И присев вдвоем в сенцах, они замерли, вслушиваясь в чавканье и сопение коров, доносившиеся из хлева. Фонарь на стене светил мягко и ровно. А на дворе все еще шел дождь. Он разглядывал шелковистые складки пестрой шали. Ему вспомнилась мать. Отправляясь в церковь, она надевала похожую шаль.
Он вернулся к прежней беззаботности, к прочной устойчивой безопасности детства и родного дома.
Они тихо сидели вдвоем. Сознание его, словно в трансе, туманилось все сильнее. Он крепко прижимал к себе ребенка. Руки и ноги Анны подрагивали, сотрясаемые отголоском недавних рыданий. Он прижал ее крепче. Постепенно она обмякла, веки черных настороженных глаз стали слипаться. И как только она уснула, его поглотила пустота.
Очнувшись, как от глубокого сна, он понял, что соприкоснулся с тишиной бесконечности. К чему он прислушивался, что ожидал услышать? Но вот послышался неясный звук, шедший издалека, потусторонний звук. Он вспомнил про жену. Надо подняться к ней. Ребенок спал, неплотно прикрыв, веки, в глазных щелях виднелась узенькая черная полоска. Почему же она не закрывает глаз? Рот ребенка тоже был приоткрыт.
Он быстро поднялся и зашел в дом.
— Уснула? — шепнула Тилли.
Он кивнул.
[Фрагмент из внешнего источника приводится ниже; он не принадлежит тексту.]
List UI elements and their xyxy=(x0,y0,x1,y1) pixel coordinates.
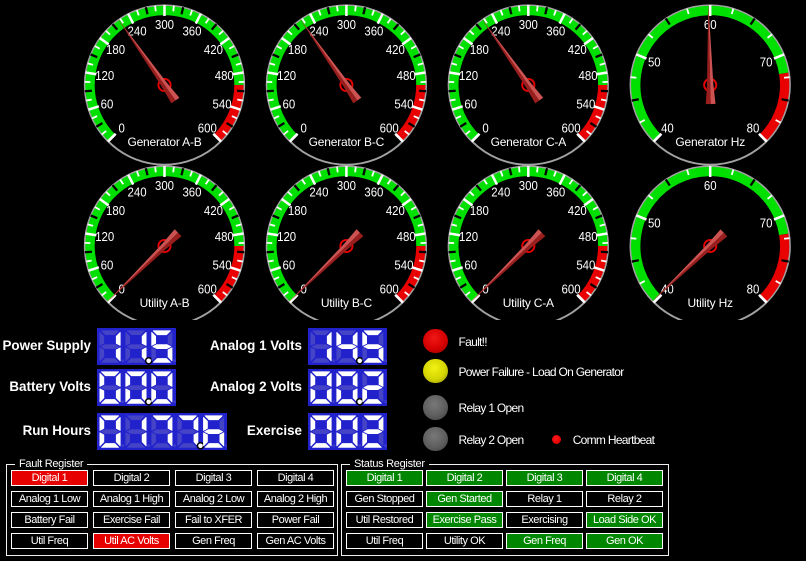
svg-text:180: 180 xyxy=(106,203,125,218)
svg-text:540: 540 xyxy=(394,257,413,272)
svg-text:70: 70 xyxy=(760,215,773,230)
svg-text:600: 600 xyxy=(198,120,217,135)
svg-text:80: 80 xyxy=(747,120,760,135)
svg-text:180: 180 xyxy=(288,42,307,57)
svg-text:70: 70 xyxy=(760,54,773,69)
svg-text:480: 480 xyxy=(397,229,416,244)
svg-text:360: 360 xyxy=(364,24,383,39)
svg-text:Utility Hz: Utility Hz xyxy=(688,296,734,310)
svg-text:420: 420 xyxy=(204,203,223,218)
svg-text:480: 480 xyxy=(579,229,598,244)
svg-text:Generator A-B: Generator A-B xyxy=(127,135,201,149)
svg-text:540: 540 xyxy=(576,96,595,111)
svg-text:Generator Hz: Generator Hz xyxy=(675,135,745,149)
svg-text:300: 300 xyxy=(155,178,174,193)
svg-text:240: 240 xyxy=(309,185,328,200)
svg-text:Utility B-C: Utility B-C xyxy=(321,296,373,310)
svg-text:120: 120 xyxy=(459,229,478,244)
svg-text:480: 480 xyxy=(397,68,416,83)
svg-text:Utility A-B: Utility A-B xyxy=(140,296,190,310)
svg-text:420: 420 xyxy=(386,203,405,218)
svg-text:480: 480 xyxy=(579,68,598,83)
svg-text:120: 120 xyxy=(95,229,114,244)
svg-text:420: 420 xyxy=(204,42,223,57)
svg-text:60: 60 xyxy=(101,96,114,111)
svg-text:60: 60 xyxy=(283,96,296,111)
svg-text:40: 40 xyxy=(661,120,674,135)
svg-text:600: 600 xyxy=(380,120,399,135)
svg-text:120: 120 xyxy=(95,68,114,83)
svg-text:360: 360 xyxy=(182,185,201,200)
svg-text:50: 50 xyxy=(648,54,661,69)
svg-text:60: 60 xyxy=(101,257,114,272)
svg-text:120: 120 xyxy=(459,68,478,83)
svg-text:300: 300 xyxy=(337,178,356,193)
svg-text:Generator C-A: Generator C-A xyxy=(491,135,567,149)
svg-text:300: 300 xyxy=(337,17,356,32)
svg-text:240: 240 xyxy=(491,185,510,200)
svg-text:180: 180 xyxy=(288,203,307,218)
svg-text:600: 600 xyxy=(380,281,399,296)
svg-text:360: 360 xyxy=(546,185,565,200)
svg-text:0: 0 xyxy=(482,120,488,135)
svg-text:540: 540 xyxy=(213,96,232,111)
svg-text:60: 60 xyxy=(704,17,717,32)
svg-text:480: 480 xyxy=(215,68,234,83)
svg-text:540: 540 xyxy=(576,257,595,272)
svg-text:360: 360 xyxy=(364,185,383,200)
svg-text:300: 300 xyxy=(519,17,538,32)
svg-text:120: 120 xyxy=(277,229,296,244)
svg-text:50: 50 xyxy=(648,215,661,230)
svg-text:180: 180 xyxy=(106,42,125,57)
svg-text:540: 540 xyxy=(213,257,232,272)
svg-text:120: 120 xyxy=(277,68,296,83)
svg-text:600: 600 xyxy=(198,281,217,296)
svg-text:300: 300 xyxy=(155,17,174,32)
svg-text:300: 300 xyxy=(519,178,538,193)
svg-text:Utility C-A: Utility C-A xyxy=(503,296,554,310)
svg-text:60: 60 xyxy=(283,257,296,272)
svg-text:60: 60 xyxy=(464,257,477,272)
svg-text:180: 180 xyxy=(470,42,489,57)
svg-text:480: 480 xyxy=(215,229,234,244)
svg-text:60: 60 xyxy=(464,96,477,111)
svg-text:80: 80 xyxy=(747,281,760,296)
svg-text:180: 180 xyxy=(470,203,489,218)
svg-text:0: 0 xyxy=(300,120,306,135)
svg-text:360: 360 xyxy=(546,24,565,39)
svg-text:60: 60 xyxy=(704,178,717,193)
svg-text:0: 0 xyxy=(119,120,125,135)
svg-text:540: 540 xyxy=(394,96,413,111)
svg-text:420: 420 xyxy=(568,42,587,57)
svg-text:420: 420 xyxy=(386,42,405,57)
svg-text:600: 600 xyxy=(562,120,581,135)
svg-text:Generator B-C: Generator B-C xyxy=(309,135,385,149)
svg-text:600: 600 xyxy=(562,281,581,296)
svg-text:420: 420 xyxy=(568,203,587,218)
svg-text:360: 360 xyxy=(182,24,201,39)
svg-text:240: 240 xyxy=(128,185,147,200)
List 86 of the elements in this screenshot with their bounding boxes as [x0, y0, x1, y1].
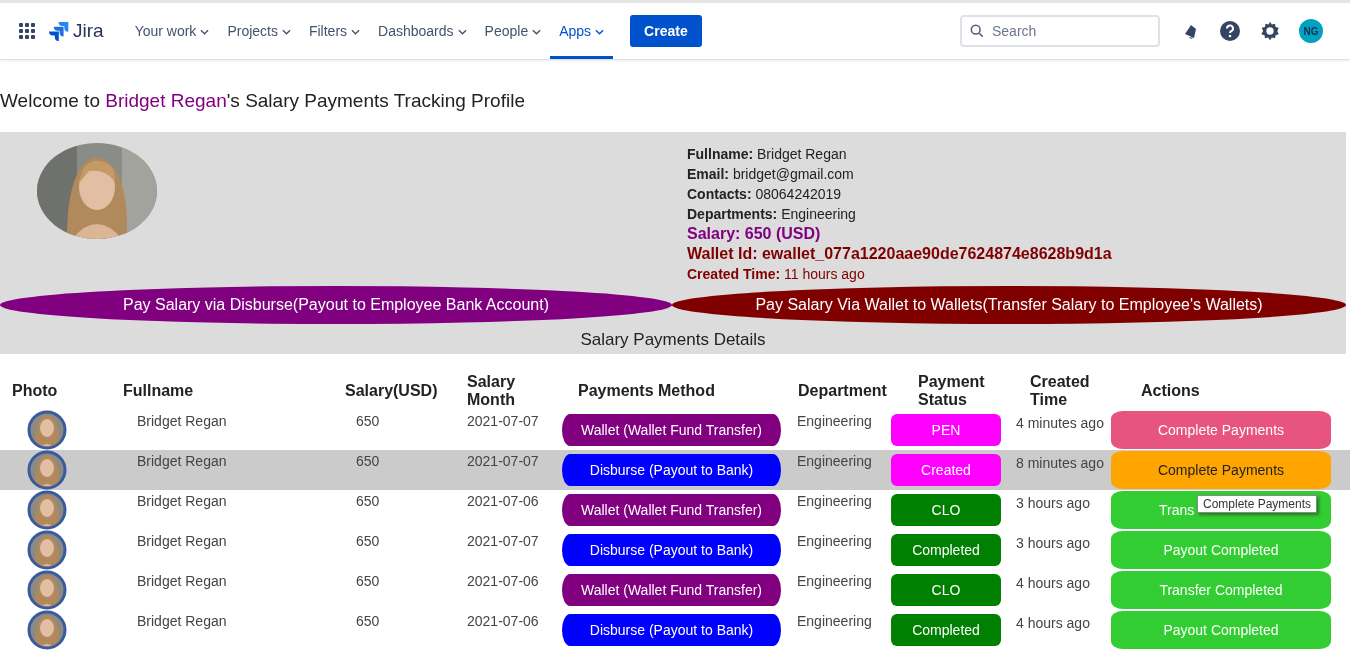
- payment-method-tag: Disburse (Payout to Bank): [562, 534, 781, 566]
- payment-status-tag: Created: [891, 454, 1001, 486]
- column-header: Department: [797, 382, 885, 400]
- welcome-heading: Welcome to Bridget Regan's Salary Payments Tracking Profile: [0, 90, 526, 112]
- table-cell: Engineering: [797, 413, 872, 429]
- table-cell: Engineering: [797, 453, 872, 469]
- chevron-down-icon: [351, 29, 361, 35]
- action-button[interactable]: Complete Payments: [1111, 411, 1331, 449]
- column-header: Salary Month: [466, 373, 517, 409]
- table-cell: 650: [356, 533, 380, 549]
- column-header: Created Time: [1029, 373, 1090, 409]
- pay-salary-button[interactable]: Pay Salary Via Wallet to Wallets(Transfer Salary to Employee's Wallets): [672, 286, 1346, 324]
- app-grid-icon[interactable]: [19, 23, 35, 39]
- payment-status-tag: CLO: [891, 574, 1001, 606]
- profile-field: Salary: 650 (USD): [687, 224, 1112, 244]
- profile-field: Email: bridget@gmail.com: [687, 164, 1112, 184]
- profile-field: Contacts: 08064242019: [687, 184, 1112, 204]
- table-cell: 8 minutes ago: [1016, 455, 1104, 471]
- table-cell: 650: [356, 453, 380, 469]
- column-header: Payments Method: [577, 382, 716, 400]
- chevron-down-icon: [457, 29, 467, 35]
- table-cell: 2021-07-06: [467, 493, 539, 509]
- nav-menu-item[interactable]: Your work: [125, 3, 219, 59]
- table-cell: Bridget Regan: [137, 613, 227, 629]
- selected-row-highlight[interactable]: Bridget Regan 650 2021-07-07 Disburse (Payout to Bank) Engineering Created 8 minutes ago Complete Payments: [0, 450, 1350, 490]
- table-cell: 650: [356, 413, 380, 429]
- table-cell: 4 hours ago: [1016, 615, 1090, 631]
- action-button[interactable]: Complete Payments: [1111, 451, 1331, 489]
- payment-method-tag: Disburse (Payout to Bank): [562, 454, 781, 486]
- table-cell: 3 hours ago: [1016, 495, 1090, 511]
- payment-method-tag: Wallet (Wallet Fund Transfer): [562, 494, 781, 526]
- table-cell: Bridget Regan: [137, 533, 227, 549]
- user-avatar[interactable]: NG: [1299, 19, 1323, 43]
- table-cell: 650: [356, 573, 380, 589]
- nav-menu-item[interactable]: Apps: [550, 3, 614, 59]
- settings-icon[interactable]: [1259, 20, 1281, 42]
- payment-method-tag: Wallet (Wallet Fund Transfer): [562, 574, 781, 606]
- nav-menu-item[interactable]: Projects: [218, 3, 300, 59]
- payment-status-tag: CLO: [891, 494, 1001, 526]
- table-cell: Engineering: [797, 613, 872, 629]
- chevron-down-icon: [281, 29, 291, 35]
- column-header: Photo: [11, 382, 59, 400]
- payment-method-tag: Wallet (Wallet Fund Transfer): [562, 414, 781, 446]
- table-cell: Bridget Regan: [137, 573, 227, 589]
- section-title: Salary Payments Details: [579, 329, 767, 351]
- profile-field: Departments: Engineering: [687, 204, 1112, 224]
- help-icon[interactable]: [1219, 20, 1241, 42]
- payment-status-tag: Completed: [891, 534, 1001, 566]
- table-cell: Engineering: [797, 573, 872, 589]
- table-cell: 4 hours ago: [1016, 575, 1090, 591]
- table-cell: Engineering: [797, 533, 872, 549]
- create-button[interactable]: Create: [630, 15, 702, 47]
- jira-logo-icon: [49, 21, 69, 41]
- payment-method-tag: Disburse (Payout to Bank): [562, 614, 781, 646]
- nav-menu-item[interactable]: Filters: [299, 3, 370, 59]
- table-cell: 650: [356, 493, 380, 509]
- tooltip: Complete Payments: [1197, 495, 1318, 513]
- payment-status-tag: Completed: [891, 614, 1001, 646]
- table-cell: 2021-07-07: [467, 413, 539, 429]
- jira-logo-text[interactable]: Jira: [73, 20, 104, 42]
- table-cell: 650: [356, 613, 380, 629]
- nav-menu-item[interactable]: People: [475, 3, 551, 59]
- table-cell: 2021-07-06: [467, 573, 539, 589]
- profile-field: Wallet Id: ewallet_077a1220aae90de7624874e8628b9d1a: [687, 244, 1112, 264]
- table-cell: 2021-07-06: [467, 613, 539, 629]
- table-cell: Bridget Regan: [137, 413, 227, 429]
- column-header: Salary(USD): [344, 382, 439, 400]
- table-cell: Engineering: [797, 493, 872, 509]
- chevron-down-icon: [200, 29, 210, 35]
- column-header: Fullname: [122, 382, 195, 400]
- payment-status-tag: PEN: [891, 414, 1001, 446]
- table-cell: Bridget Regan: [137, 453, 227, 469]
- table-cell: 4 minutes ago: [1016, 415, 1104, 431]
- profile-field: Created Time: 11 hours ago: [687, 264, 1112, 284]
- column-header: Actions: [1140, 382, 1201, 400]
- table-cell: 2021-07-07: [467, 453, 539, 469]
- chevron-down-icon: [532, 29, 542, 35]
- table-cell: 2021-07-07: [467, 533, 539, 549]
- table-cell: 3 hours ago: [1016, 535, 1090, 551]
- chevron-down-icon: [595, 29, 605, 35]
- profile-field: Fullname: Bridget Regan: [687, 144, 1112, 164]
- nav-menu-item[interactable]: Dashboards: [369, 3, 476, 59]
- search-field[interactable]: Search: [960, 15, 1160, 47]
- pay-salary-button[interactable]: Pay Salary via Disburse(Payout to Employee Bank Account): [0, 286, 672, 324]
- table-cell: Bridget Regan: [137, 493, 227, 509]
- column-header: Payment Status: [917, 373, 986, 409]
Служанка подошла взглянуть на девочку, которая спала, завернутая в шаль, с пышущими жаром алыми щеками и мертвенной белизной вокруг усталых глаз.
— Господи ты Боже! — прошептала Тилли и покачала головой.
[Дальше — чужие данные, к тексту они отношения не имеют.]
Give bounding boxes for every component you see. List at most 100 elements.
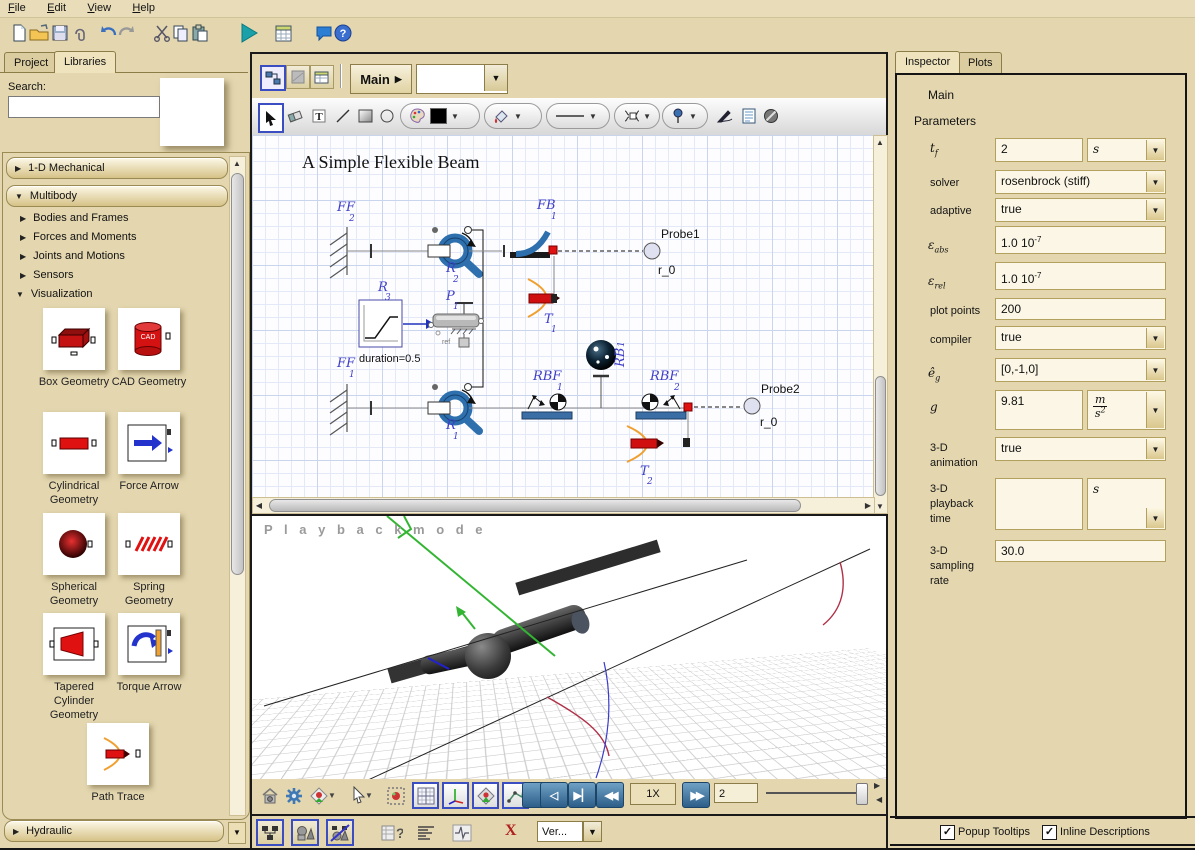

Сбросив башмаки, он поднялся наверх с ребенком на руках. Он чувствовал, что сердце сжимает тревога за жену. Но он не суетился. В доме царила тишина, лишь ветер завывал за окном и сочилась, булькая, вода в водостоке. Из-под двери в комнату жены проникал свет.
Он уложил девочку в постель, запеленав в шаль, чтобы она не замерзла в холодных простынях. Потом он догадался, что ей будет неловко во сне, и немного ее раскутал.
Черные глаза раскрылись, остановили на нем невидящий взгляд и опять закрылись. Он подтянул одеяло повыше. Дыхание девочки было все еще неровным от слез.
Это была его комната, в которой он жил до женитьбы. Все здесь было знакомо и привычно. И вспомнились годы, когда он был молод и невинен.
Он выждал немного. Ребенок спал, выпростав из-под шали сжатые кулачки. Теперь он мог доложить жене, что ребенок уснул. Но для этого надо подняться по лестнице. Он вздрогнул, услышав какое-то совиное уханье — женский стон. Какой странный звук! Нечеловеческий — по крайней мере, так кажется мужчине.
Подойдя к ее дверям, он неслышно вошел. Она лежала неподвижно, с закрытыми глазами, бледная, усталая. Сердце дрогнуло от страха, что она мертва. И однако он отлично понимал, что это не так. Он видел, что волосы на висках у нее выбились и растрепались, губа закушена в страдальческой гримасе. Он любовался ее лицом, но красота этого лица, казалось, была за пределами человеческого. Он испытывал ужас перед ней, когда она лежала вот так. Что у нее с ним общего? Она совсем другая, чем он.
Что-то заставило его подойти и коснуться ее пальцев, все еще комкавших край простыни. Серо-карие глаза открылись и посмотрели на него. Она плохо знала его как человека, но знала его как мужчину.
И она глядела на него взглядом, каким смотрит женщина, рожающая дитя, на того, кто заронил в нее это дитя, — взглядом безличным и вневременным, взглядом женщины, обращенным к мужчине. И опять глаза ее закрылись. Его обдало волной покоя, обжигающе-великого, ожегшего сердце и душу и растворившегося в бесконечности.